Langues officielles : beaucoup à faire au Nouveau-Brunswick
Publié le 20 juin 2018 à 14:59, modifié le 20 juin 2018 à 14:59
Par: CIMTCHAU
Le Nouveau-Brunswick n’est pas sorti du bois en matière de langues officielles.
Le rapport annuel de la commissaire aux langues officielles de la province, présenté aujourd’hui, évoque un recul de la langue française au Nouveau-Brunswick. « On recule. On ne veut pas reculer, on veut avancer », exprime le président de la Société de l’Acadie du Nouveau-Brunswick, Robert Melanson.
Il faut un organisme responsable de faire appliquer la loi sur les langues officielles au Nouveau-Brunswick, dit la commissaire Katherine d’Entremont. Elle propose un secrétariat. C’est présentement le premier ministre qui fait respecter cette loi. « Le premier ministre, au Nouveau-Brunswick, n’est pas très bien appuyé concernant une capacité à l’interne, au gouvernement, pour le soutenir dans ses fonctions », affirme la commissaire aux langues officielles, Katherine d’Entremont.
La Société de l’Acadie du Nouveau-Brunswick appuie cette recommandation à condition que ce secrétariat ait les ressources nécessaires pour faire appliquer la loi. « On remet toujours ces dossiers-là à plus tard. On se dit toujours que ce n’est pas important. Oui, c’est important parce que quand on ne les règle pas on diminue et on recule », indique Robert Melanson.

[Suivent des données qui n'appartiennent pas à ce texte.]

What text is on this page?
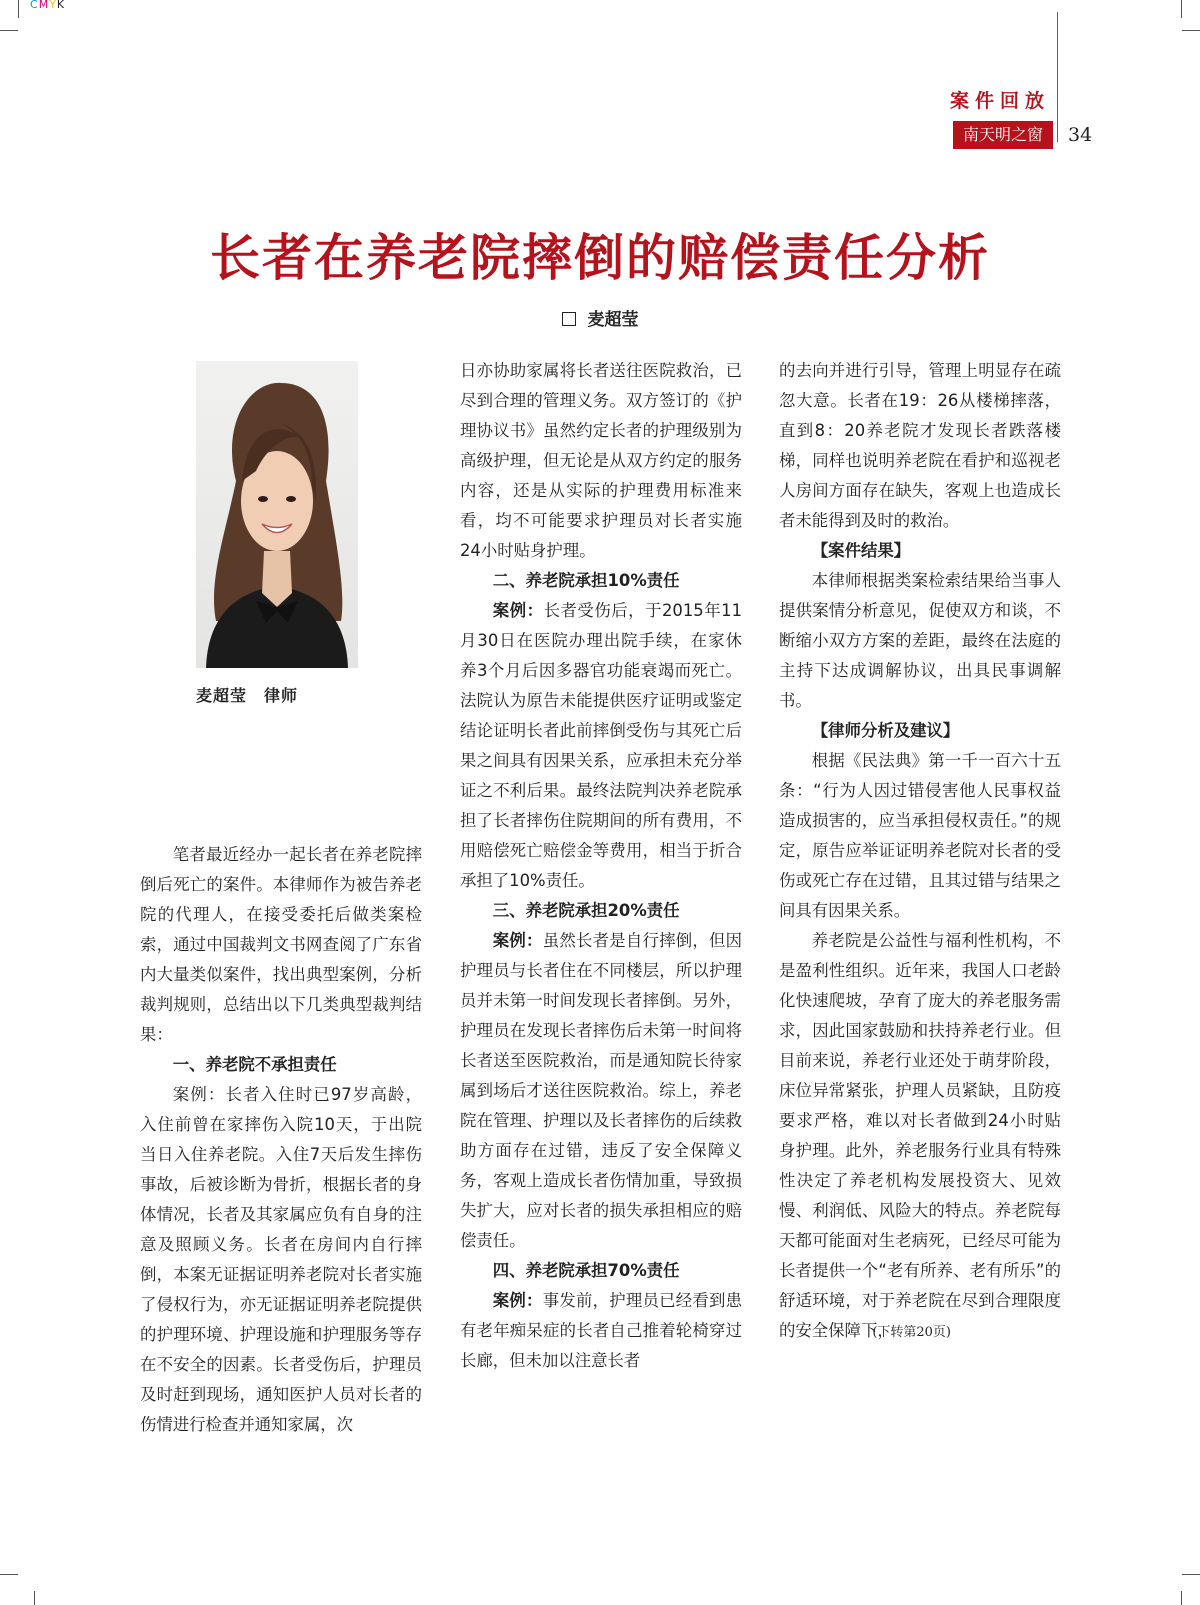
CMYK
案件回放
南天明之窗	34
长者在养老院摔倒的赔偿责任分析
麦超莹
麦超莹　律师

笔者最近经办一起长者在养老院摔倒后死亡的案件。本律师作为被告养老院的代理人，在接受委托后做类案检索，通过中国裁判文书网查阅了广东省内大量类似案件，找出典型案例，分析裁判规则，总结出以下几类典型裁判结果：

一、养老院不承担责任

案例：长者入住时已97岁高龄，入住前曾在家摔伤入院10天，于出院当日入住养老院。入住7天后发生摔伤事故，后被诊断为骨折，根据长者的身体情况，长者及其家属应负有自身的注意及照顾义务。长者在房间内自行摔倒，本案无证据证明养老院对长者实施了侵权行为，亦无证据证明养老院提供的护理环境、护理设施和护理服务等存在不安全的因素。长者受伤后，护理员及时赶到现场，通知医护人员对长者的伤情进行检查并通知家属，次

日亦协助家属将长者送往医院救治，已尽到合理的管理义务。双方签订的《护理协议书》虽然约定长者的护理级别为高级护理，但无论是从双方约定的服务内容，还是从实际的护理费用标准来看，均不可能要求护理员对长者实施24小时贴身护理。

二、养老院承担10%责任

案例：长者受伤后，于2015年11月30日在医院办理出院手续，在家休养3个月后因多器官功能衰竭而死亡。法院认为原告未能提供医疗证明或鉴定结论证明长者此前摔倒受伤与其死亡后果之间具有因果关系，应承担未充分举证之不利后果。最终法院判决养老院承担了长者摔伤住院期间的所有费用，不用赔偿死亡赔偿金等费用，相当于折合承担了10%责任。

三、养老院承担20%责任

案例：虽然长者是自行摔倒，但因护理员与长者住在不同楼层，所以护理员并未第一时间发现长者摔倒。另外，护理员在发现长者摔伤后未第一时间将长者送至医院救治，而是通知院长待家属到场后才送往医院救治。综上，养老院在管理、护理以及长者摔伤的后续救助方面存在过错，违反了安全保障义务，客观上造成长者伤情加重，导致损失扩大，应对长者的损失承担相应的赔偿责任。

四、养老院承担70%责任

案例：事发前，护理员已经看到患有老年痴呆症的长者自己推着轮椅穿过长廊，但未加以注意长者

的去向并进行引导，管理上明显存在疏忽大意。长者在19：26从楼梯摔落，直到8：20养老院才发现长者跌落楼梯，同样也说明养老院在看护和巡视老人房间方面存在缺失，客观上也造成长者未能得到及时的救治。

【案件结果】

本律师根据类案检索结果给当事人提供案情分析意见，促使双方和谈，不断缩小双方方案的差距，最终在法庭的主持下达成调解协议，出具民事调解书。

【律师分析及建议】

根据《民法典》第一千一百六十五条：“行为人因过错侵害他人民事权益造成损害的，应当承担侵权责任。”的规定，原告应举证证明养老院对长者的受伤或死亡存在过错，且其过错与结果之间具有因果关系。

养老院是公益性与福利性机构，不是盈利性组织。近年来，我国人口老龄化快速爬坡，孕育了庞大的养老服务需求，因此国家鼓励和扶持养老行业。但目前来说，养老行业还处于萌芽阶段，床位异常紧张，护理人员紧缺，且防疫要求严格，难以对长者做到24小时贴身护理。此外，养老服务行业具有特殊性决定了养老机构发展投资大、见效慢、利润低、风险大的特点。养老院每天都可能面对生老病死，已经尽可能为长者提供一个“老有所养、老有所乐”的舒适环境，对于养老院在尽到合理限度的安全保障下，

(下转第20页)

La place du français dans la fonction publique inquiète aussi la commissaire d’Entremont. « L’offre active verbale pour le service en personne dans les ministères se fait moins d’une fois sur cinq. Ce n’est pas très reluisant. Au Nouveau-Brunswick, l’offre active est une obligation en vertu de la loi », mentionne-t-elle.
« 40 % des francophones sont capables d’exercer leur langue dans la fonction publique. Pour les anglophones, c’est au-dessus de 90 %.Pour moi, c’est de l’inégalité. Nous sommes actuellement des citoyens de second rang », ajoute Robert Melanson.
Il est possible d’obtenir un service en anglais partout dans la province. Ce n’est pas le cas pour le français. « La langue anglaise n’est pas en jeu ici, il n’y a pas de problème. Tandis que la vitalité de la langue française continue à diminue », explique Katherine d’Entremont.
En 2019, ça fera 50 ans que le Nouveau-Brunswick est une province officiellement bilingue.